The Golden Fleece

From Gavin Newsom to Joe Biden, even back to Donald Trump, pandemic related stimulus, payroll protection and unemployment payouts have been so hefty most of us have forgotten how much the state and federal governments fleece us when pathogens from the Far East aren’t trying to kill us or our economy.

I started to think about this a few weeks back, when the state of California invited me to pay $410 dollars for the privilege of legally driving a Subaru Outback for another 12 months. I’m getting fleeced on two counts. First, the fee is absurd and second, it’s my wife’s car and I only get to drive it when she needs gas, a car wash or if we’re traveling on roads she doesn’t care for and only on weekends.

Now NY is no bargain, but when I last registered a car there it cost $32.50. 13 years later it’s up to $52, but that beats $410. Of course, having registered the car I’ll need to put gasoline in from time to time. A gallon is now more or less 4 bucks per gallon. Of that, we were paying 80 cents in state and federal taxes and another 38 cents for assorted fees, a whopping 1.18 per gallon. Highest in the country.

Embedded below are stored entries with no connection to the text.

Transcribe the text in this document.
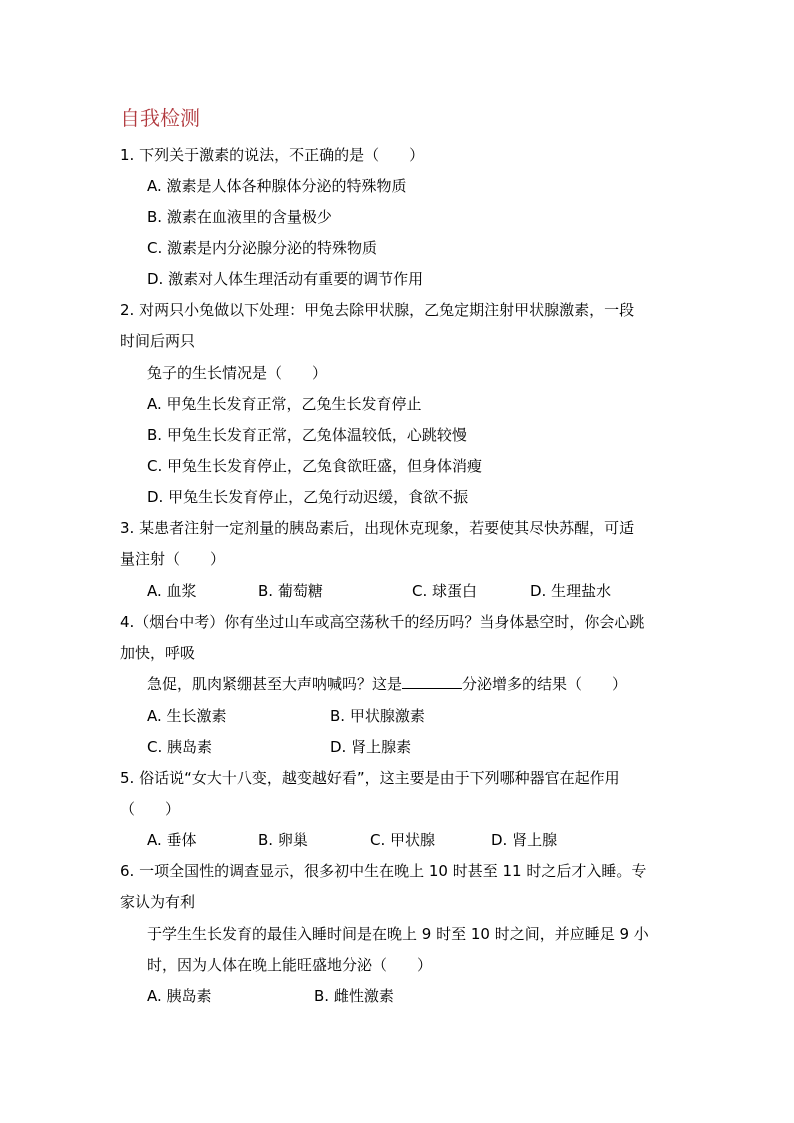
自我检测
1. 下列关于激素的说法，不正确的是（　　）
A. 激素是人体各种腺体分泌的特殊物质
B. 激素在血液里的含量极少
C. 激素是内分泌腺分泌的特殊物质
D. 激素对人体生理活动有重要的调节作用
2. 对两只小兔做以下处理：甲兔去除甲状腺，乙兔定期注射甲状腺激素，一段
时间后两只
兔子的生长情况是（　　）
A. 甲兔生长发育正常，乙兔生长发育停止
B. 甲兔生长发育正常，乙兔体温较低，心跳较慢
C. 甲兔生长发育停止，乙兔食欲旺盛，但身体消瘦
D. 甲兔生长发育停止，乙兔行动迟缓，食欲不振
3. 某患者注射一定剂量的胰岛素后，出现休克现象，若要使其尽快苏醒，可适
量注射（　　）
A. 血浆	B. 葡萄糖	C. 球蛋白	D. 生理盐水
4.（烟台中考）你有坐过山车或高空荡秋千的经历吗？当身体悬空时，你会心跳
加快，呼吸
急促，肌肉紧绷甚至大声呐喊吗？这是	分泌增多的结果（　　）
A. 生长激素	B. 甲状腺激素
C. 胰岛素	D. 肾上腺素
5. 俗话说“女大十八变，越变越好看”，这主要是由于下列哪种器官在起作用
（　　）
A. 垂体	B. 卵巢	C. 甲状腺	D. 肾上腺
6. 一项全国性的调查显示，很多初中生在晚上 10 时甚至 11 时之后才入睡。专
家认为有利
于学生生长发育的最佳入睡时间是在晚上 9 时至 10 时之间，并应睡足 9 小
时，因为人体在晚上能旺盛地分泌（　　）
A. 胰岛素	B. 雌性激素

I don’t smoke but if I did I would try to buy my cigarettes out of state. In California, a pack is taxed at $2.87 per pack. Bad as that is, 20 states charge more. In Evanston Illinois, just north of Chicago the tax rate is $7.16 per pack, which might explain why convenience stores keep getting robbed.

Got a job with a W2 paycheck? Here’s where it gets really ugly. For most of us, the federal tax bite is between 20 and 27 percent. Let’s call it 25 percent on average. Add the state tax bite of around 8 percent and the social security withholding of 6-point 2 percent. Add it up, you’re being taxed roughly 40 percent of your wages, which puts your buying and savings power at just 60 percent of what you earn. And when you do spend what’s left, you’ll pay sales tax of between 7 and 9 percent. More for gas and tobacco. Your actual after-tax earnings are down to about 50 percent. Depending on the skill of your CPA or your personal level of larceny, you may get some of it back. And of course, when you invest any of your taxes to the max earnings, any money you make on stocks or bonds, or bitcoin is also taxed.

The Great California taxpayer revolt happened 42 years ago. Might be time for another one.